Suryani menambahkan tiap negara akan mempertahan produksi dan serapan pangannya selama menghadapi wabah pandemi covid-19 ini, tidak hanya Indonesia. Karenanya, pemerintah dapat memperkuat kemandirian pangan dengan memanfaatkan tanah menganggur.

Sementara itu, hal serupa juga disampaikan oleh Sekretaris Jenderal Konsorsium Pembaruan Agraria (KPA), Dewi Kartika. Dewi menyatakan untuk keperluan jangka pendek, diperlukan dorongan untuk gerakan pertanian di perkotaan atau urban farming secara luas bagi masyarakat miskin kota.

“Pemerintah perlu memaksimalkan lahan kosong, tanah cadangan, dan lahan perusahaan di kota untuk dijadikan sebagai lahan pertanian dengan melibatkan peran aktif masyarakat,” katanya dalam keterangan pers, Rabu (6/5/2020).

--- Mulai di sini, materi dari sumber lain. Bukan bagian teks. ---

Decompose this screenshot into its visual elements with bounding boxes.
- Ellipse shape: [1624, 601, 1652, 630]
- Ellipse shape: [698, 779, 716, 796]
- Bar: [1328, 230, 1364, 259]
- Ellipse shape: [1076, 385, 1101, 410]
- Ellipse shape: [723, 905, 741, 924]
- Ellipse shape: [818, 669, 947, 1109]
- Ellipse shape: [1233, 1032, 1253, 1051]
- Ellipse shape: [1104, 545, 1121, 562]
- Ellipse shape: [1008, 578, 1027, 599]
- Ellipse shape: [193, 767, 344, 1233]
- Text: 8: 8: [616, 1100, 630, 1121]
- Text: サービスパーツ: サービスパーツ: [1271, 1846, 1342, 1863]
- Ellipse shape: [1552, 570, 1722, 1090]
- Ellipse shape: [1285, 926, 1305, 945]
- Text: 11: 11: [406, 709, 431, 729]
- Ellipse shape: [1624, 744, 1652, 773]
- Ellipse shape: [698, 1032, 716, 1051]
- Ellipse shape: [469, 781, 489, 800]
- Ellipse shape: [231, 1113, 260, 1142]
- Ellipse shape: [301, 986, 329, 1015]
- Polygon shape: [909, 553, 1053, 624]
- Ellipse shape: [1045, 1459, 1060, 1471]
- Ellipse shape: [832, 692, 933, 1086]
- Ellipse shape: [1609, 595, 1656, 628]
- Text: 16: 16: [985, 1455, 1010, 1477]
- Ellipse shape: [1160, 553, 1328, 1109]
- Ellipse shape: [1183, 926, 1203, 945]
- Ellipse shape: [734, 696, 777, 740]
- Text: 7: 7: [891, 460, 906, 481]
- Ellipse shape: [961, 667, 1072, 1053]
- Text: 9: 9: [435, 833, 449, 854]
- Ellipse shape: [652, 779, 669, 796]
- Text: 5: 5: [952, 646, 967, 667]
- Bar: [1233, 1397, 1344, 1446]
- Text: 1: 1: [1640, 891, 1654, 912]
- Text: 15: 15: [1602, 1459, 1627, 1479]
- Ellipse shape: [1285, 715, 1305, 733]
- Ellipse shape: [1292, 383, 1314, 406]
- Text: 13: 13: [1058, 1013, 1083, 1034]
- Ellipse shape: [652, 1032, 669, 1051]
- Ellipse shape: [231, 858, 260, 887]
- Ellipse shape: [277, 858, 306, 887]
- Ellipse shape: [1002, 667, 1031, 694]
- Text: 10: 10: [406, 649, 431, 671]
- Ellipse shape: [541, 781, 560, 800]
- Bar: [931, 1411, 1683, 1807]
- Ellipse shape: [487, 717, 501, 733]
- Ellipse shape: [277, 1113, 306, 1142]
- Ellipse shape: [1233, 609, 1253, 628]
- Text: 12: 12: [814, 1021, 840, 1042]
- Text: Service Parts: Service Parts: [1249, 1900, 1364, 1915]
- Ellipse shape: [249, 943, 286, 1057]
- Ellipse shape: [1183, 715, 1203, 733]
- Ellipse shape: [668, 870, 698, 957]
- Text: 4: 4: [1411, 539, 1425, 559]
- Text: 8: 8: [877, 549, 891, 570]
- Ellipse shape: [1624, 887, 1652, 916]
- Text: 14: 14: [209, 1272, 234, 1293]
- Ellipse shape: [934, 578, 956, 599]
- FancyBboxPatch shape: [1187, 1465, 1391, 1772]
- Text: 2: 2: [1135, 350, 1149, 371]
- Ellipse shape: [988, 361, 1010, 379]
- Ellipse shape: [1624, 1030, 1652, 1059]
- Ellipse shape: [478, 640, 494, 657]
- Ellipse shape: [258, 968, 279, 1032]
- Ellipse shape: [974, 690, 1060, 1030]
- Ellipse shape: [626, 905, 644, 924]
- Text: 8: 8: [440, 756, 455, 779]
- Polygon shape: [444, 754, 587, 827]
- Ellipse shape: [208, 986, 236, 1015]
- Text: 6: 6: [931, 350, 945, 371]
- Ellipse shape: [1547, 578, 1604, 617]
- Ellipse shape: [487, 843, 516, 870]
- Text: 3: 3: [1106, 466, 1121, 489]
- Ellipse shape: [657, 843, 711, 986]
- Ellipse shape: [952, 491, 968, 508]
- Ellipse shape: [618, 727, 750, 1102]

Tidak hanya pemanfaatan lahan, Dewi juga berharap agar pemerintah dapat mendukung penuh pemanfaatan benih lokal, pupuk, dan teknologi pertanian. Kemudian, asistensi para ahli dan lulusan fakultas pertanian bagi petani, peladang, peternak, buruh tani, buruh kebun, buruh korban PHK massal pabrik-pabrik, dan masyarakat miskin kota. Dengan demikian, negara dan pemerintah pun dapat mengatasi defisit pangan.